SWAZI DEMOCRACY - TELLING IT AS IT IS

I hear that Barnabas Dlamini, Swaziland’s illegally-appointed Prime Minister, wants to meet with the US Ambassador to Swaziland Earl Irvine to ‘discuss’ a human rights report published last month (March 2010).

They’ll have a lot to discuss, since the comprehensive report on Swaziland from the US State Department tells it like it is.

Dlamini, who was appointed by King Mswati III, sub-Saharan Africa’s last absolute monarch, and his cronies like to put it about that Swaziland is a country of peace and harmony, where everyone is happy and the only ‘problems’ in the kingdom are in the imagination of the foreign media.

Here are the first two paragraphs of the report that stretches to more than 11,200 words. It gives you a flavour of the situation. Dlamini will have a lot of explaining to do when he meets up with the ambassador.
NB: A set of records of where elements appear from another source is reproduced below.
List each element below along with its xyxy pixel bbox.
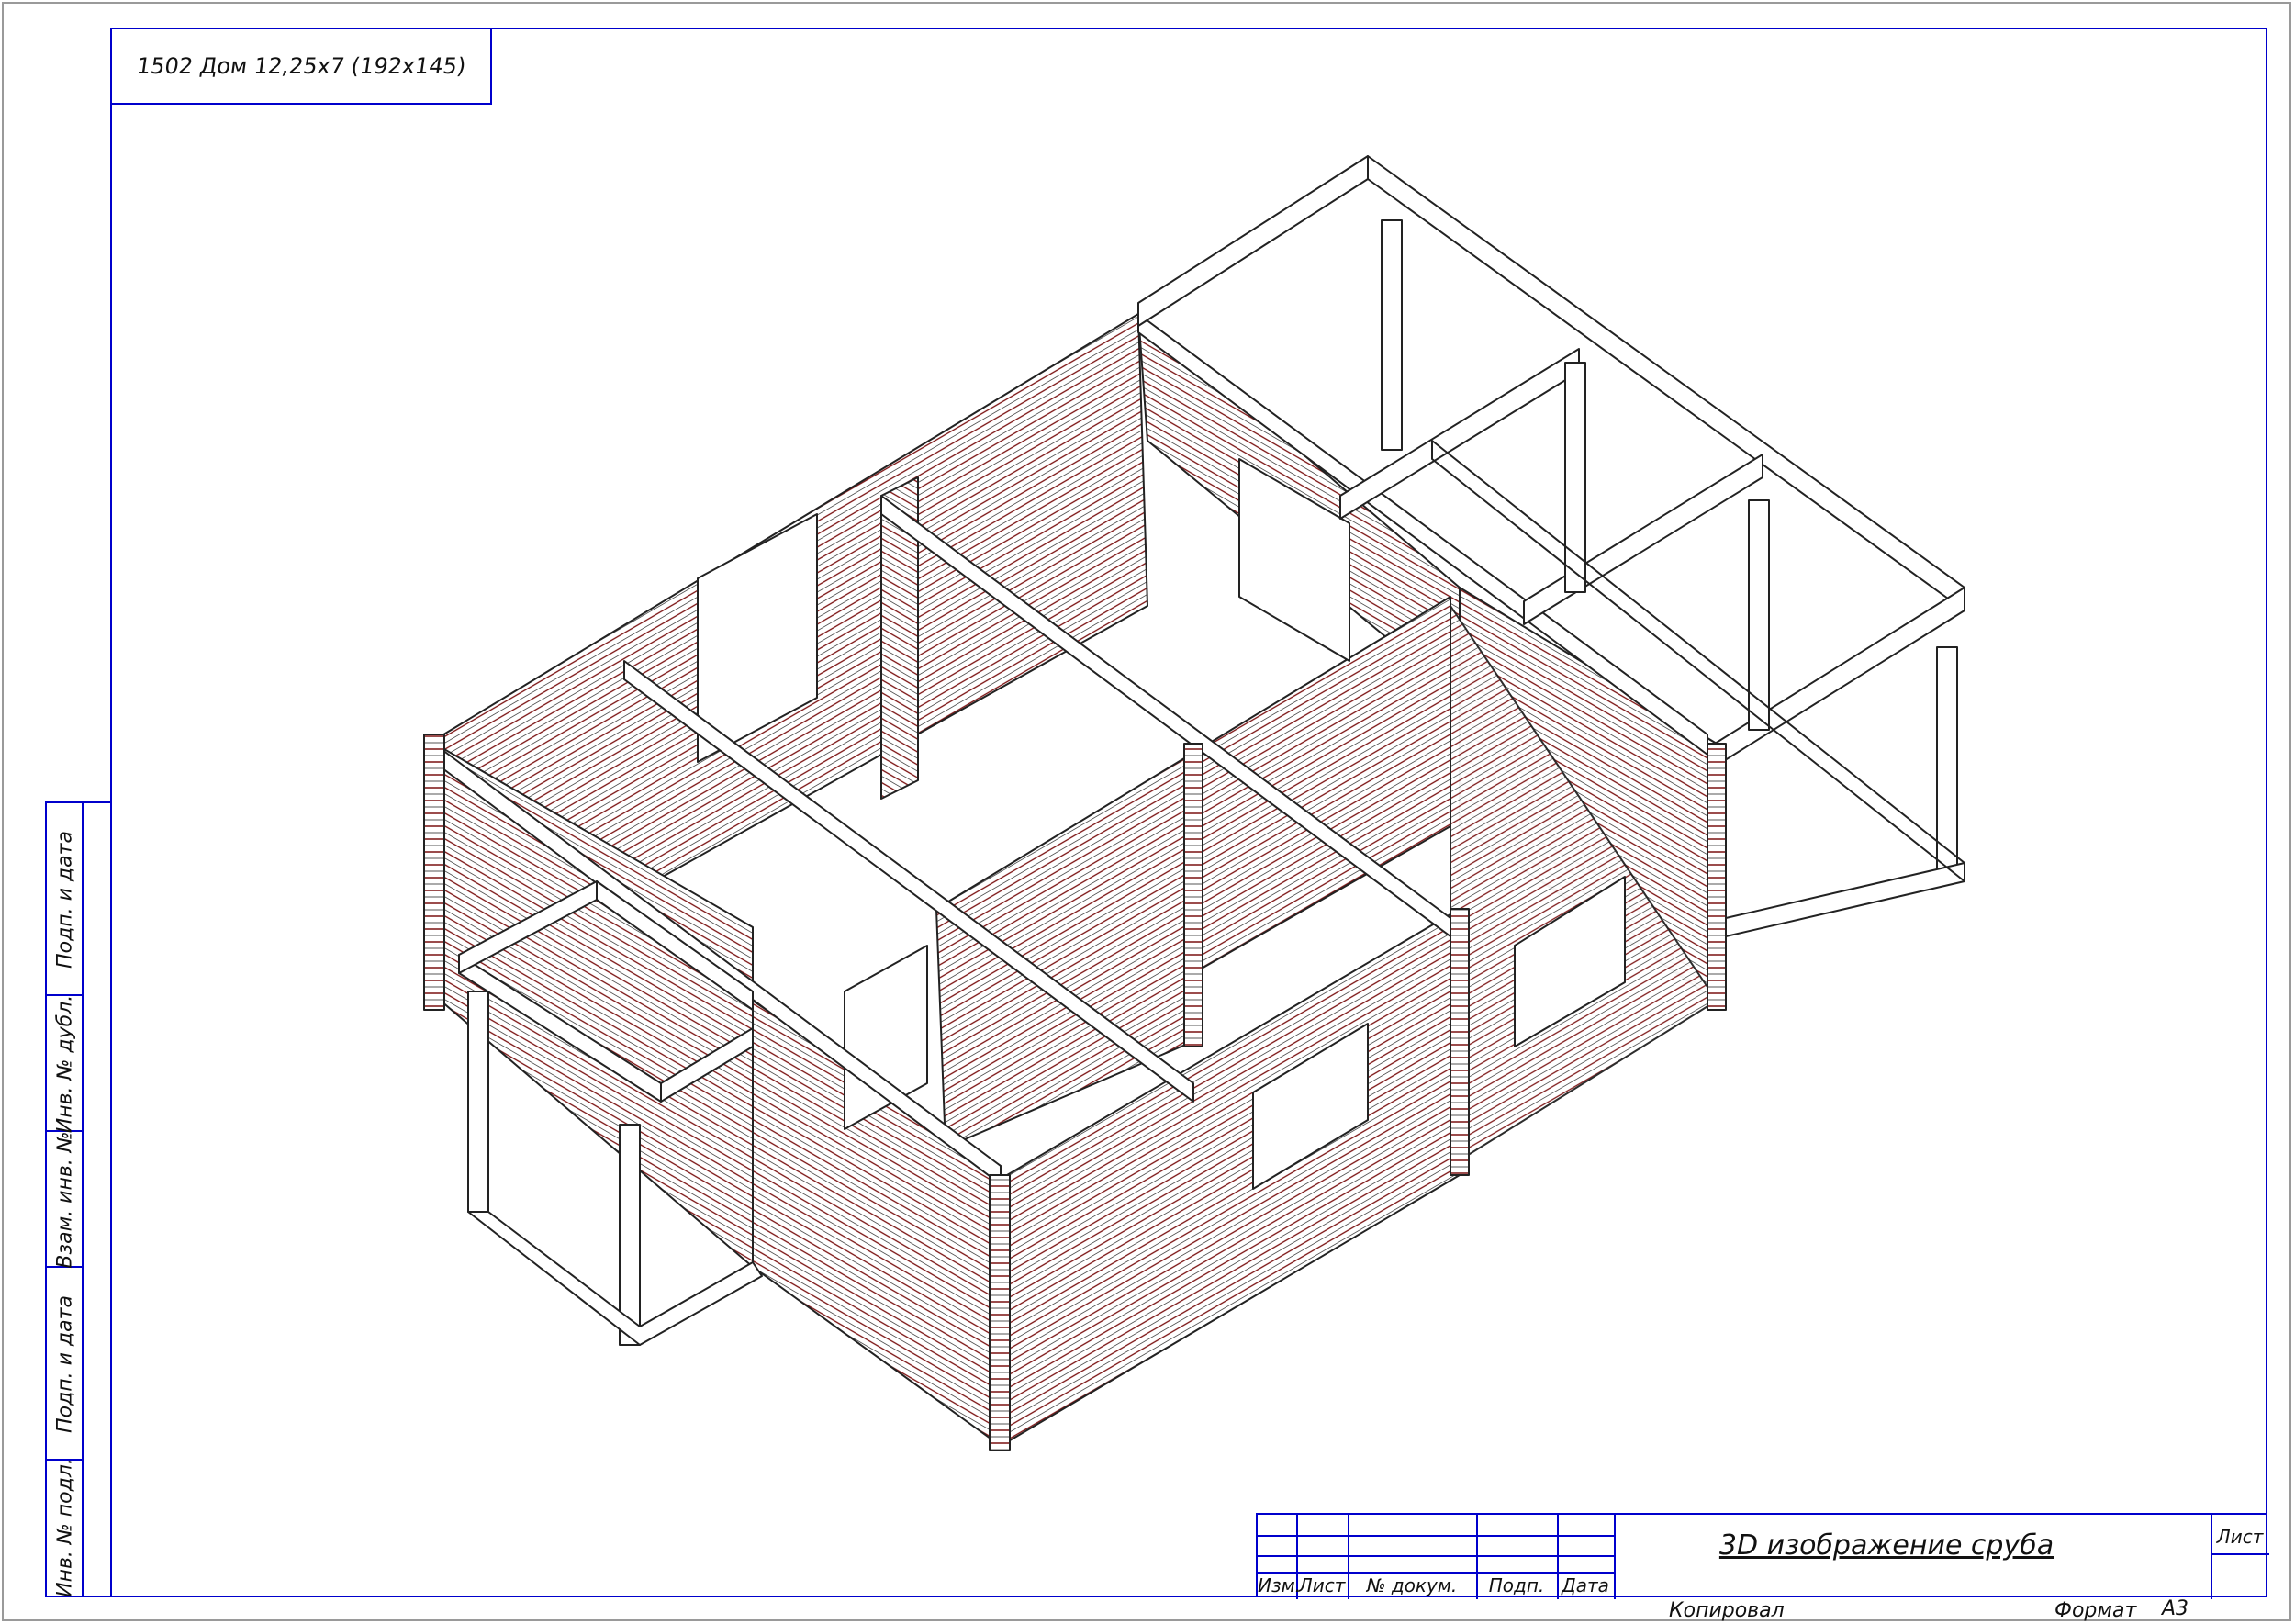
tb-col-list: Лист <box>1298 1574 1346 1596</box>
terrace-post-1 <box>1381 219 1403 451</box>
terrace-beam-mid <box>1339 348 1580 520</box>
corner-front-right <box>1450 908 1470 1176</box>
terrace-beam-front <box>1707 587 1965 772</box>
porch-post-1 <box>467 991 489 1213</box>
corner-mid <box>1183 743 1203 1047</box>
tb-row-sheet <box>2211 1553 2269 1555</box>
partition-2 <box>1192 596 1451 974</box>
format-label: Формат <box>2054 1599 2137 1622</box>
log-frame-3d-drawing <box>423 155 1965 1451</box>
terrace-post-2 <box>1564 362 1586 593</box>
terrace-post-4 <box>1936 646 1958 878</box>
copied-label: Копировал <box>1669 1599 1785 1622</box>
format-value: А3 <box>2162 1597 2189 1620</box>
sheet-label: Лист <box>2216 1526 2264 1548</box>
corner-front <box>989 1174 1011 1451</box>
tb-row-1 <box>1258 1535 1614 1537</box>
tb-col-doc: № докум. <box>1366 1574 1458 1596</box>
sheet-title: 3D изображение сруба <box>1718 1529 2054 1562</box>
title-block: Изм. Лист № докум. Подп. Дата 3D изображ… <box>1256 1513 2269 1599</box>
tb-col-sign: Подп. <box>1488 1574 1545 1596</box>
tb-row-2 <box>1258 1555 1614 1557</box>
corner-right <box>1707 743 1727 1011</box>
tb-divider-5 <box>1614 1515 1616 1599</box>
terrace-beam-long <box>1367 155 1965 611</box>
tb-col-izm: Изм. <box>1258 1574 1302 1596</box>
terrace-beam-back <box>1137 155 1369 327</box>
terrace-sill-1 <box>1725 862 1965 937</box>
tb-col-date: Дата <box>1562 1574 1609 1596</box>
terrace-beam-mid2 <box>1523 454 1763 625</box>
porch-post-2 <box>619 1124 641 1346</box>
corner-left <box>423 734 445 1011</box>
(Click here to read the full report).

Swaziland is an absolute monarchy, and King Mswati III has ultimate authority over the cabinet, legislature, and judiciary. The population was approximately 1.02 million, according to the 2007 census. There was a prime minister and a partially elected parliament, but political power remained largely with the king and his traditional advisors, the most influential of whom remained the queen mother. International observers concluded that parliamentary elections held in September 2008 did not meet international standards. The 2008 Suppression of Terrorism Act to silence dissent and ban certain political organizations remained in effect. While civilian authorities generally maintained effective control of the security forces, there were some instances in which elements of the security forces committed abuses

Human rights problems included inability of citizens to change their government; extrajudicial killings by security forces; mob killings; police use of torture, beatings, and excessive force on detainees; police impunity; arbitrary arrests and lengthy pretrial detention; arbitrary interference with privacy and home; restrictions on freedoms of speech and press and harassment of journalists; restrictions on freedoms of assembly, association, and movement; prohibitions on political activity and harassment of political activists; discrimination and violence against women; child abuse; trafficking in persons; societal discrimination against members of the lesbian, gay, bisexual, and transsexual community; discrimination against mixed-race and white citizens; harassment of labor leaders; restrictions on worker rights; and child labor.